Tremor research could predict size

With the devastation of last month's Pakistan earthquake still fresh in the mind, scientists say they have developed a way of predicting the size of a tremor even as it starts.

Seismologists have tried and failed for years to predict where and when quakes will happen and how big they will be.

Now there is a glimmer of light on the horizon - at least for the latter goal, according to scientists at the University of California, Berkeley.

"We can determine the magnitude within a couple of seconds of initiation of rupture and predict the ground motion from seconds to tens of seconds before it is felt," said lead researcher Richard Allen.

Although that time frame would be far too short for people to react and evacuate, it could be enough to tell local emergency services almost instantaneously the scale of the disaster they are likely to be facing when the dust settles.

It could also set off alarm bells in far flung centres so they could begin to mobilise support earlier.

Up to now, the cascade theory of earthquakes that portrays them as acting like a row of dominoes, with one action triggering another in sequence, has meant it has been impossible to gauge the scale of the quake until it has ended.

By that time communications could well have been destroyed leaving local emergency services in an information black hole.

But the study led by Allen and co-author Erik Olson, published in the latest edition of Nature science journal, uses a different theory.

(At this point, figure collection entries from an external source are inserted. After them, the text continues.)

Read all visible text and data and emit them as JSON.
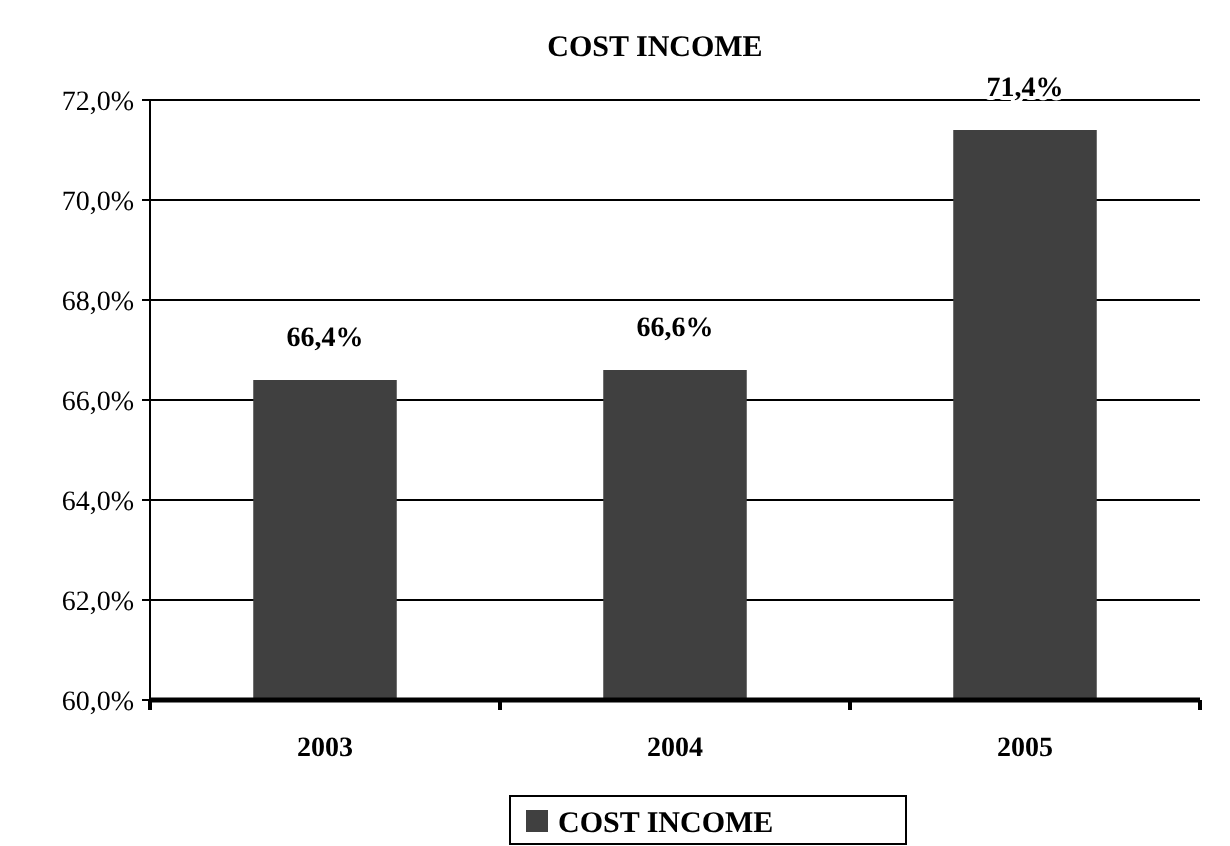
{
  "chart_data": {
    "type": "bar",
    "title": "COST INCOME",
    "categories": [
      "2003",
      "2004",
      "2005"
    ],
    "series": [
      {
        "name": "COST INCOME",
        "color": "#404040",
        "values": [
          66.4,
          66.6,
          71.4
        ],
        "value_labels": [
          "66,4%",
          "66,6%",
          "71,4%"
        ]
      }
    ],
    "ylim": [
      60,
      72
    ],
    "yticks": [
      {
        "value": 60,
        "label": "60,0%"
      },
      {
        "value": 62,
        "label": "62,0%"
      },
      {
        "value": 64,
        "label": "64,0%"
      },
      {
        "value": 66,
        "label": "66,0%"
      },
      {
        "value": 68,
        "label": "68,0%"
      },
      {
        "value": 70,
        "label": "70,0%"
      },
      {
        "value": 72,
        "label": "72,0%"
      }
    ],
    "grid": "y",
    "legend": "bottom"
  }
}
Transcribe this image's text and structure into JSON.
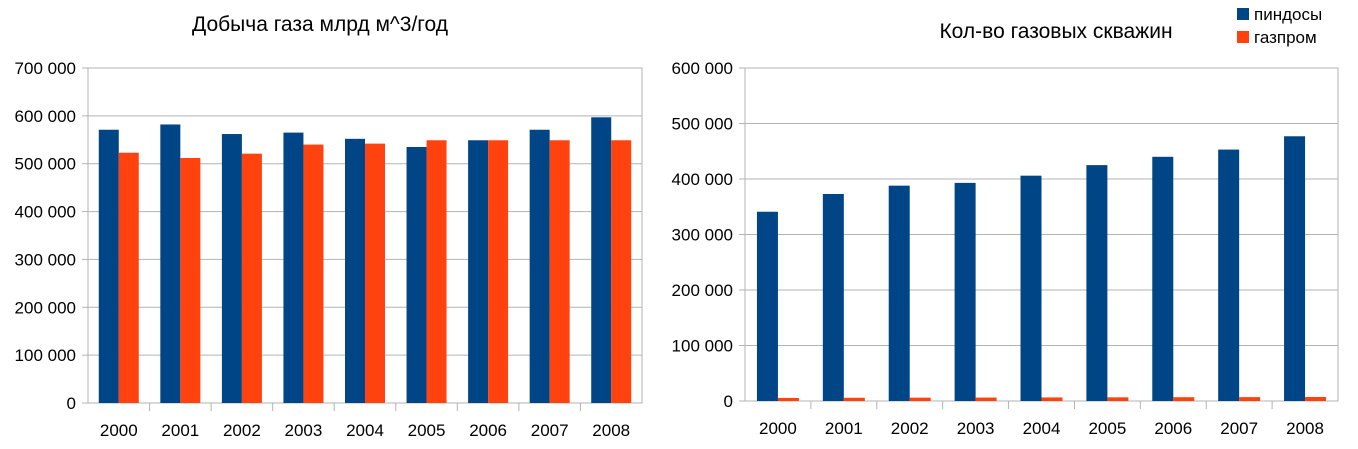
{
  "colors": {
    "series1": "#004586",
    "series2": "#ff420e"
  },
  "legend": {
    "items": [
      {
        "label": "пиндосы"
      },
      {
        "label": "газпром"
      }
    ]
  },
  "chart_data": [
    {
      "type": "bar",
      "title": "Добыча газа млрд м^3/год",
      "categories": [
        "2000",
        "2001",
        "2002",
        "2003",
        "2004",
        "2005",
        "2006",
        "2007",
        "2008"
      ],
      "series": [
        {
          "name": "пиндосы",
          "values": [
            571000,
            582000,
            562000,
            565000,
            552000,
            535000,
            549000,
            571000,
            597000
          ]
        },
        {
          "name": "газпром",
          "values": [
            523000,
            512000,
            521000,
            540000,
            542000,
            549000,
            549000,
            549000,
            549000
          ]
        }
      ],
      "ylim": [
        0,
        700000
      ],
      "yticks": [
        0,
        100000,
        200000,
        300000,
        400000,
        500000,
        600000,
        700000
      ],
      "ytick_labels": [
        "0",
        "100 000",
        "200 000",
        "300 000",
        "400 000",
        "500 000",
        "600 000",
        "700 000"
      ],
      "grid": true
    },
    {
      "type": "bar",
      "title": "Кол-во газовых скважин",
      "categories": [
        "2000",
        "2001",
        "2002",
        "2003",
        "2004",
        "2005",
        "2006",
        "2007",
        "2008"
      ],
      "series": [
        {
          "name": "пиндосы",
          "values": [
            341000,
            373000,
            388000,
            393000,
            406000,
            425000,
            440000,
            453000,
            477000
          ]
        },
        {
          "name": "газпром",
          "values": [
            5500,
            5800,
            6000,
            6200,
            6400,
            6600,
            6800,
            7000,
            7200
          ]
        }
      ],
      "ylim": [
        0,
        600000
      ],
      "yticks": [
        0,
        100000,
        200000,
        300000,
        400000,
        500000,
        600000
      ],
      "ytick_labels": [
        "0",
        "100 000",
        "200 000",
        "300 000",
        "400 000",
        "500 000",
        "600 000"
      ],
      "grid": true,
      "legend_position": "top-right"
    }
  ]
}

It suggests the size, type and depth of the first break on the fault line - that can be measured as it happens - gives a very good indication of the earthquake's eventual reach.

"Most seismologists are surprised, and frequently sceptical, that you can predict the magnitude of an earthquake before it has ended," Allen said in a statement from Berkeley.

"But this is telling us that there is something very different from what we thought about the physics of the processes involved in the rupture."

In a commentary on the research also published in Nature, Rachel Abercrombie of Boston University said the new theory had crucial implications but that more work was needed.